Наверное, именно поэтому все годы он баловал ее вниманием.
– Сегодня, – сказал он своим гипнотическим голосом, – я неправильно повел себя и все испортил. Но ты не та женщина, которая дает мужчине другой шанс. Мне трудно это сказать, но, я думаю, мы можем понадобиться друг другу. Мы могли бы встретиться и все обсудить?
Он думает, что она в нем нуждается. Может быть, просто потому, что он знал истинные причины ее проблем с коллекцией украшений и предвидел, что ее ждут гораздо более серьезные проблемы, чем она думает?
– Спасибо за предложение, но нет, Тобиас. – И она повесила трубку.
Не был ли звонок Тобиаса направлен на то, чтобы подавить ее реакцию на взломщика?
Сверчки в высокой траве.
Бледно-голубое небо.
Сладкие, щекочущие нос запахи сохнущего сена и сухой теплой земли.
Вслед за Перис и Синтией на корточках пробирался Тобиас.
– Шум от их коленок.
Синтия обернулась и шлепнула его по голой ноге:.
– А вот и нет.
Перис хихикнула:
– Давай, Синтия, делай, что говорит Тобиас.

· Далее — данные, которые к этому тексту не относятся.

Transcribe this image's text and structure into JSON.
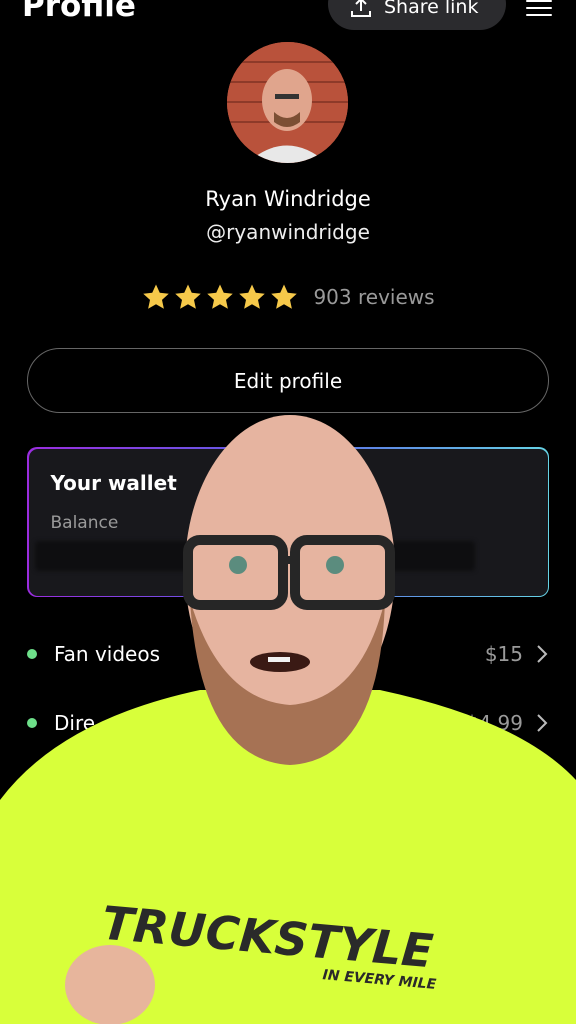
{
  "header": {
    "title": "Profile",
    "share_label": "Share link",
    "share_icon": "upload-icon",
    "menu_icon": "hamburger-menu-icon"
  },
  "profile": {
    "name": "Ryan Windridge",
    "handle": "@ryanwindridge",
    "rating_stars": 5,
    "reviews": "903 reviews"
  },
  "actions": {
    "edit_label": "Edit profile"
  },
  "wallet": {
    "title": "Your wallet",
    "balance_label": "Balance"
  },
  "services": [
    {
      "label": "Fan videos",
      "price": "$15"
    },
    {
      "label": "Dire",
      "price": "$4.99"
    }
  ],
  "overlay": {
    "shirt_text": "TRUCKSTYLE",
    "shirt_subtext": "IN EVERY MILE"
  },
  "colors": {
    "background": "#000000",
    "star": "#f6c94a",
    "status_dot": "#6ee08a",
    "shirt": "#d8ff3a"
  }
}
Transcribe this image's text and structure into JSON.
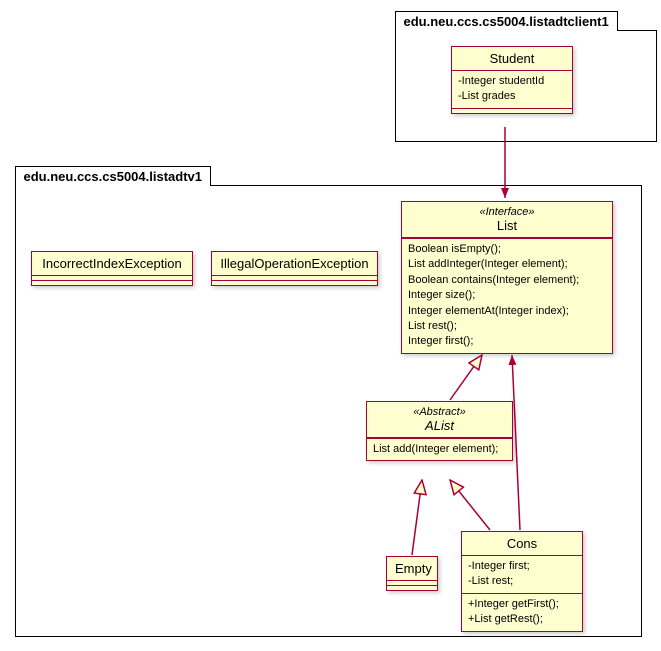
{
  "packages": {
    "client": {
      "name": "edu.neu.ccs.cs5004.listadtclient1"
    },
    "adt": {
      "name": "edu.neu.ccs.cs5004.listadtv1"
    }
  },
  "classes": {
    "student": {
      "name": "Student",
      "fields": [
        "-Integer studentId",
        "-List grades"
      ]
    },
    "incorrectIndex": {
      "name": "IncorrectIndexException"
    },
    "illegalOp": {
      "name": "IllegalOperationException"
    },
    "list": {
      "stereo": "«Interface»",
      "name": "List",
      "methods": [
        "Boolean isEmpty();",
        "List addInteger(Integer element);",
        "Boolean contains(Integer element);",
        "Integer size();",
        "Integer elementAt(Integer index);",
        "List rest();",
        "Integer first();"
      ]
    },
    "alist": {
      "stereo": "«Abstract»",
      "name": "AList",
      "methods": [
        "List add(Integer element);"
      ]
    },
    "empty": {
      "name": "Empty"
    },
    "cons": {
      "name": "Cons",
      "fields": [
        "-Integer first;",
        "-List rest;"
      ],
      "methods": [
        "+Integer getFirst();",
        "+List getRest();"
      ]
    }
  }
}
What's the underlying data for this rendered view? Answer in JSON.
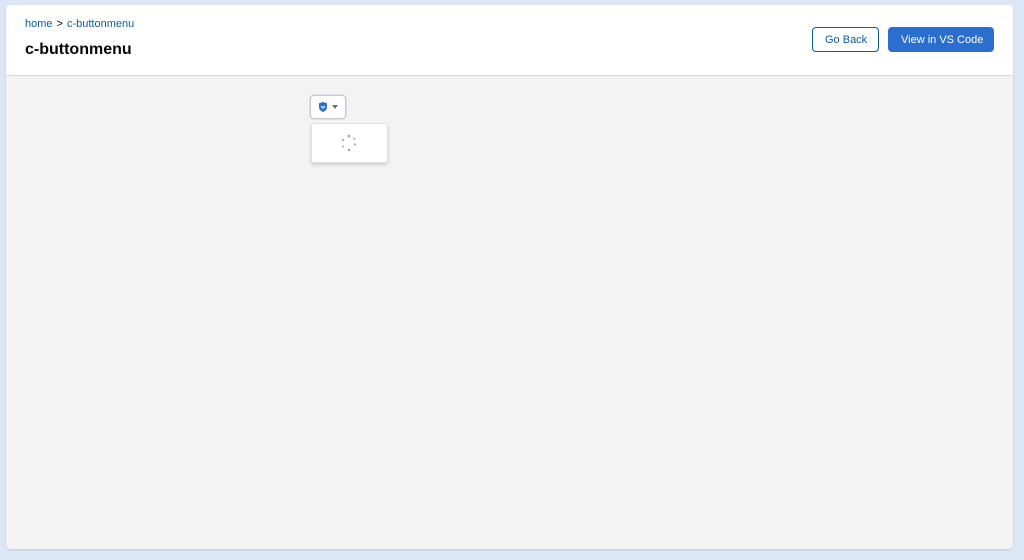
{
  "breadcrumb": {
    "home": "home",
    "separator": ">",
    "current": "c-buttonmenu"
  },
  "page": {
    "title": "c-buttonmenu"
  },
  "actions": {
    "go_back": "Go Back",
    "view_vscode": "View in VS Code"
  },
  "button_menu": {
    "icon": "shield-icon",
    "caret": "chevron-down-icon",
    "dropdown_state": "loading"
  },
  "colors": {
    "brand": "#2a6fd0",
    "link": "#0b5cab",
    "background": "#f3f3f3",
    "outer": "#dbe6f6"
  }
}
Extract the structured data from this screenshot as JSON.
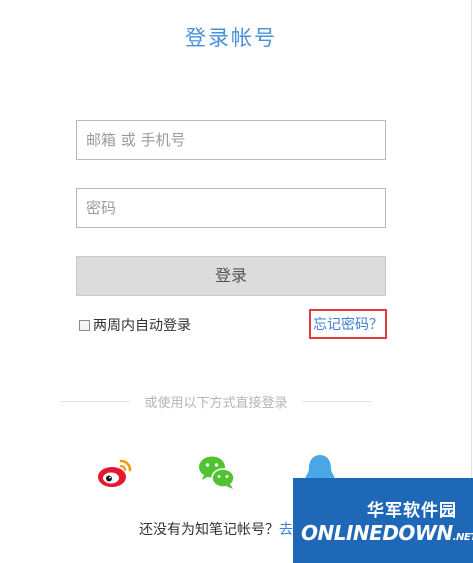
{
  "login": {
    "title": "登录帐号",
    "account_placeholder": "邮箱 或 手机号",
    "password_placeholder": "密码",
    "login_label": "登录",
    "remember_label": "两周内自动登录",
    "forgot_label": "忘记密码？",
    "alt_login_text": "或使用以下方式直接登录",
    "signup_text": "还没有为知笔记帐号？",
    "signup_link": "去"
  },
  "social": [
    "weibo-icon",
    "wechat-icon",
    "qq-icon"
  ],
  "watermark": {
    "chinese": "华军软件园",
    "english": "ONLINEDOWN",
    "suffix": ".NET"
  },
  "colors": {
    "accent": "#4a90d9",
    "link": "#3c82d6",
    "highlight_border": "#e23838",
    "weibo": "#e6162d",
    "wechat": "#51c332",
    "qq": "#4aa7e6",
    "watermark_bg": "#1f67b7"
  }
}
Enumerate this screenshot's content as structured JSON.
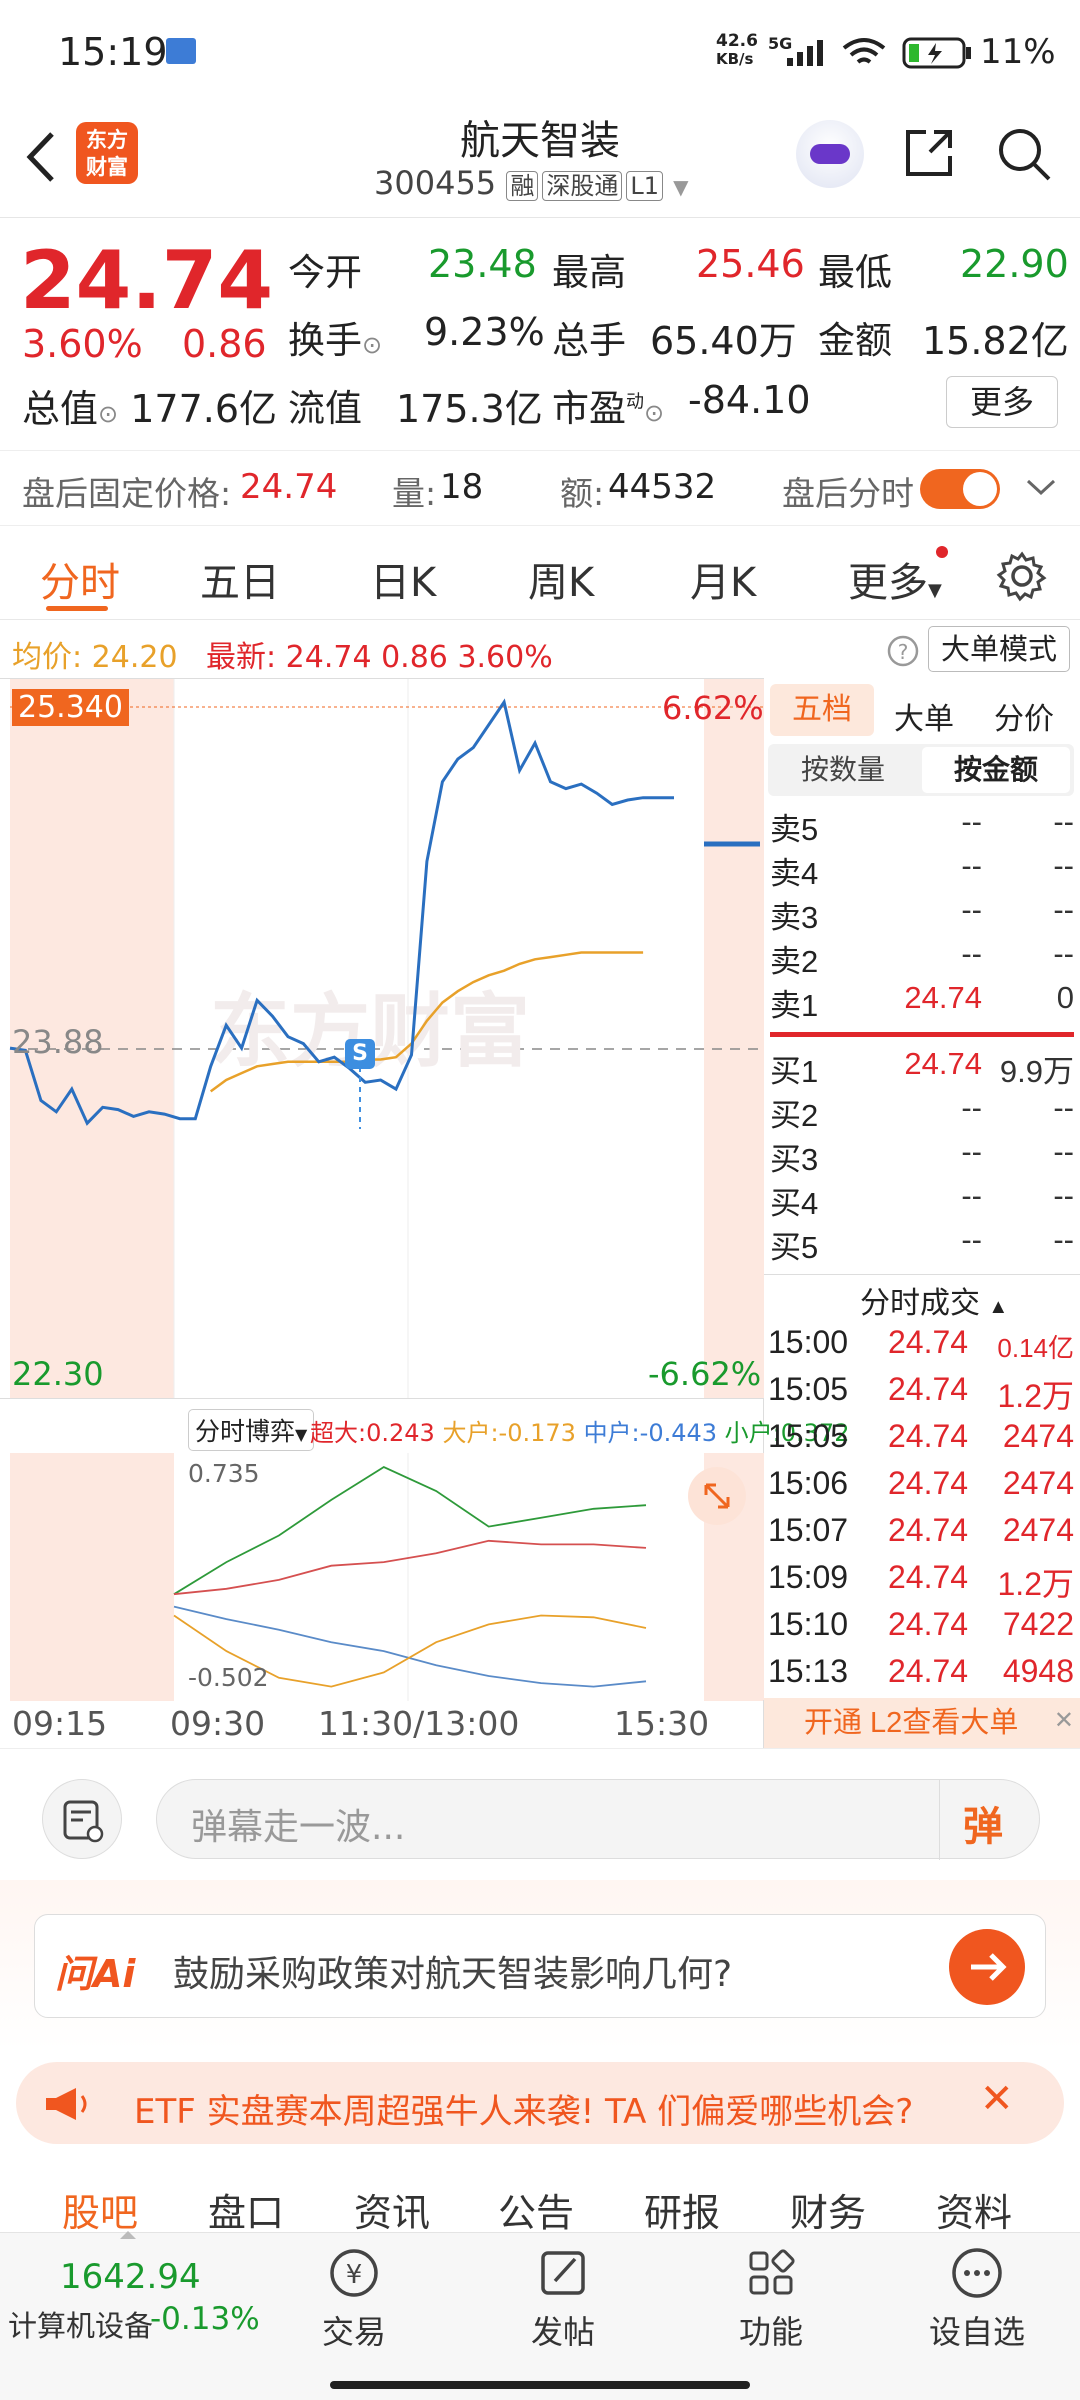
{
  "status": {
    "time": "15:19",
    "speed": "42.6",
    "speed_unit": "KB/s",
    "net": "5G",
    "battery": "11%"
  },
  "header": {
    "logo_line1": "东方",
    "logo_line2": "财富",
    "name": "航天智装",
    "code": "300455",
    "tag1": "融",
    "tag2": "深股通",
    "tag3": "L1"
  },
  "quote": {
    "price": "24.74",
    "pct": "3.60%",
    "chg": "0.86",
    "open_label": "今开",
    "open": "23.48",
    "high_label": "最高",
    "high": "25.46",
    "low_label": "最低",
    "low": "22.90",
    "turnover_label": "换手",
    "turnover": "9.23%",
    "vol_label": "总手",
    "vol": "65.40万",
    "amount_label": "金额",
    "amount": "15.82亿",
    "mcap_label": "总值",
    "mcap": "177.6亿",
    "float_label": "流值",
    "float": "175.3亿",
    "pe_label": "市盈",
    "pe_sup": "动",
    "pe": "-84.10",
    "more": "更多"
  },
  "afterhours": {
    "label": "盘后固定价格:",
    "price": "24.74",
    "vol_label": "量:",
    "vol": "18",
    "amt_label": "额:",
    "amt": "44532",
    "toggle_label": "盘后分时"
  },
  "tabs": [
    "分时",
    "五日",
    "日K",
    "周K",
    "月K",
    "更多"
  ],
  "chart_info": {
    "avg_label": "均价:",
    "avg": "24.20",
    "latest_label": "最新:",
    "latest": "24.74",
    "chg": "0.86",
    "pct": "3.60%",
    "mode_btn": "大单模式"
  },
  "chart_data": {
    "type": "line",
    "x_ticks": [
      "09:15",
      "09:30",
      "11:30/13:00",
      "15:30"
    ],
    "y_top": "25.340",
    "y_mid": "23.88",
    "y_bottom": "22.30",
    "pct_top": "6.62%",
    "pct_bottom": "-6.62%",
    "ylim": [
      22.3,
      25.34
    ],
    "prev_close": 23.88,
    "marker": "S",
    "price_series": [
      23.78,
      23.77,
      23.55,
      23.5,
      23.6,
      23.45,
      23.52,
      23.51,
      23.48,
      23.5,
      23.49,
      23.47,
      23.47,
      23.7,
      23.88,
      23.78,
      23.99,
      23.92,
      23.83,
      23.8,
      23.72,
      23.74,
      23.69,
      23.63,
      23.64,
      23.6,
      23.75,
      24.6,
      24.95,
      25.05,
      25.1,
      25.2,
      25.3,
      25.0,
      25.12,
      24.95,
      24.92,
      24.94,
      24.9,
      24.85,
      24.87,
      24.88,
      24.88,
      24.88
    ],
    "avg_series": [
      null,
      null,
      null,
      null,
      null,
      null,
      null,
      null,
      null,
      null,
      null,
      null,
      null,
      23.59,
      23.64,
      23.67,
      23.7,
      23.71,
      23.72,
      23.72,
      23.72,
      23.72,
      23.72,
      23.73,
      23.73,
      23.74,
      23.8,
      23.9,
      23.98,
      24.03,
      24.07,
      24.1,
      24.12,
      24.15,
      24.17,
      24.18,
      24.19,
      24.2,
      24.2,
      24.2,
      24.2,
      24.2,
      null,
      null
    ]
  },
  "flow": {
    "btn": "分时博弈",
    "super_label": "超大:",
    "super": "0.243",
    "big_label": "大户:",
    "big": "-0.173",
    "mid_label": "中户:",
    "mid": "-0.443",
    "small_label": "小户:",
    "small": "0.372",
    "max": "0.735",
    "min": "-0.502",
    "lines": {
      "green": [
        0.02,
        0.2,
        0.35,
        0.55,
        0.735,
        0.6,
        0.4,
        0.45,
        0.5,
        0.52
      ],
      "red": [
        0.02,
        0.05,
        0.1,
        0.18,
        0.2,
        0.25,
        0.32,
        0.3,
        0.3,
        0.28
      ],
      "blue": [
        -0.05,
        -0.12,
        -0.18,
        -0.25,
        -0.3,
        -0.38,
        -0.44,
        -0.48,
        -0.5,
        -0.47
      ],
      "orange": [
        -0.1,
        -0.3,
        -0.45,
        -0.5,
        -0.42,
        -0.25,
        -0.15,
        -0.1,
        -0.11,
        -0.17
      ]
    }
  },
  "orderbook": {
    "tabs": [
      "五档",
      "大单",
      "分价"
    ],
    "sub": [
      "按数量",
      "按金额"
    ],
    "asks": [
      {
        "label": "卖5",
        "price": "--",
        "vol": "--"
      },
      {
        "label": "卖4",
        "price": "--",
        "vol": "--"
      },
      {
        "label": "卖3",
        "price": "--",
        "vol": "--"
      },
      {
        "label": "卖2",
        "price": "--",
        "vol": "--"
      },
      {
        "label": "卖1",
        "price": "24.74",
        "vol": "0"
      }
    ],
    "bids": [
      {
        "label": "买1",
        "price": "24.74",
        "vol": "9.9万"
      },
      {
        "label": "买2",
        "price": "--",
        "vol": "--"
      },
      {
        "label": "买3",
        "price": "--",
        "vol": "--"
      },
      {
        "label": "买4",
        "price": "--",
        "vol": "--"
      },
      {
        "label": "买5",
        "price": "--",
        "vol": "--"
      }
    ],
    "trades_title": "分时成交",
    "trades": [
      {
        "t": "15:00",
        "p": "24.74",
        "v": "0.14亿"
      },
      {
        "t": "15:05",
        "p": "24.74",
        "v": "1.2万"
      },
      {
        "t": "15:05",
        "p": "24.74",
        "v": "2474"
      },
      {
        "t": "15:06",
        "p": "24.74",
        "v": "2474"
      },
      {
        "t": "15:07",
        "p": "24.74",
        "v": "2474"
      },
      {
        "t": "15:09",
        "p": "24.74",
        "v": "1.2万"
      },
      {
        "t": "15:10",
        "p": "24.74",
        "v": "7422"
      },
      {
        "t": "15:13",
        "p": "24.74",
        "v": "4948"
      }
    ],
    "l2": "开通 L2查看大单"
  },
  "danmu": {
    "placeholder": "弹幕走一波...",
    "btn": "弹"
  },
  "ai": {
    "logo": "问Ai",
    "text": "鼓励采购政策对航天智装影响几何?"
  },
  "banner": {
    "text": "ETF 实盘赛本周超强牛人来袭! TA 们偏爱哪些机会?"
  },
  "subtabs": [
    "股吧",
    "盘口",
    "资讯",
    "公告",
    "研报",
    "财务",
    "资料"
  ],
  "bottom": {
    "index_val": "1642.94",
    "index_name": "计算机设备",
    "index_pct": "-0.13%",
    "trade": "交易",
    "post": "发帖",
    "func": "功能",
    "fav": "设自选"
  },
  "colors": {
    "up": "#e0262b",
    "down": "#199a2d",
    "accent": "#f0661f",
    "price_line": "#2a6fc0",
    "avg_line": "#e8a12a"
  }
}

Надо внимательнее смотреть.
Тобиас положил руку сначала на шею одной девочке, потом другой, и отнюдь не нежно пригнул их головы к качающейся желтой траве.
– Видите?
– Не вижу никаких сверчков, – пожаловалась Синтия. Ее нос под россыпью веснушек порозовел от солнца. – Ты смеешься над нами.
– Смеюсь? Я? Перис, разве я могу над вами смеяться?
Она посмотрела в его серые глаза. Ему было четырнадцать лет – намного больше, чем ей. Когда Перис об этом думала, он ей нравился. Ему, впрочем, не было до этого никакого дела.
– Мне тоже кажется, что ты над нами смеешься, – твердо ответила она, и ей даже самой понравилось.
– Почему же у сверчков стучат коленки? – спросила Синтия, когда вокруг них опять поднялось стрекотание. Тобиас пожал плечами.
– Это все знают, – сказала Перис, – потому что они напуганы.
Синтия осторожно пошла дальше в траву.
– Ты, – сказал Тобиас Перис, – слишком умна, чтобы быть счастливой, юная Плакса.
Тонкие белые шторы, которые Перис любила задергивать на ночь, затрепетали и опали, купаясь в серебристом лунном свете.
Она спала. А теперь не спит, не заметив, как проснулась.
Приснившийся сон еще не оставил ее. Ей тогда было семь лет и она жила в долине Скагит, в замке Попса и Эммы; в те годы не было ни рва вокруг замка, ни подъемного моста через ров, только странный дом, который так любил Попс и ненавидела Эмма.
И Тобиас сказал ей, что она слишком умная, чтобы быть счастливой. И назвал ее Плаксой.
Он был очень высокого роста… Уже в четырнадцать лет он был очень высокий, загорелый, худой, в футболке и обрезанных джинсах. Но он ей нравился, как, думала она, девочкам нравятся старшие братья – иногда. И он ей так и нравился, как брат, лет до тринадцати, когда он стал уже совсем старым – ему было под двадцать.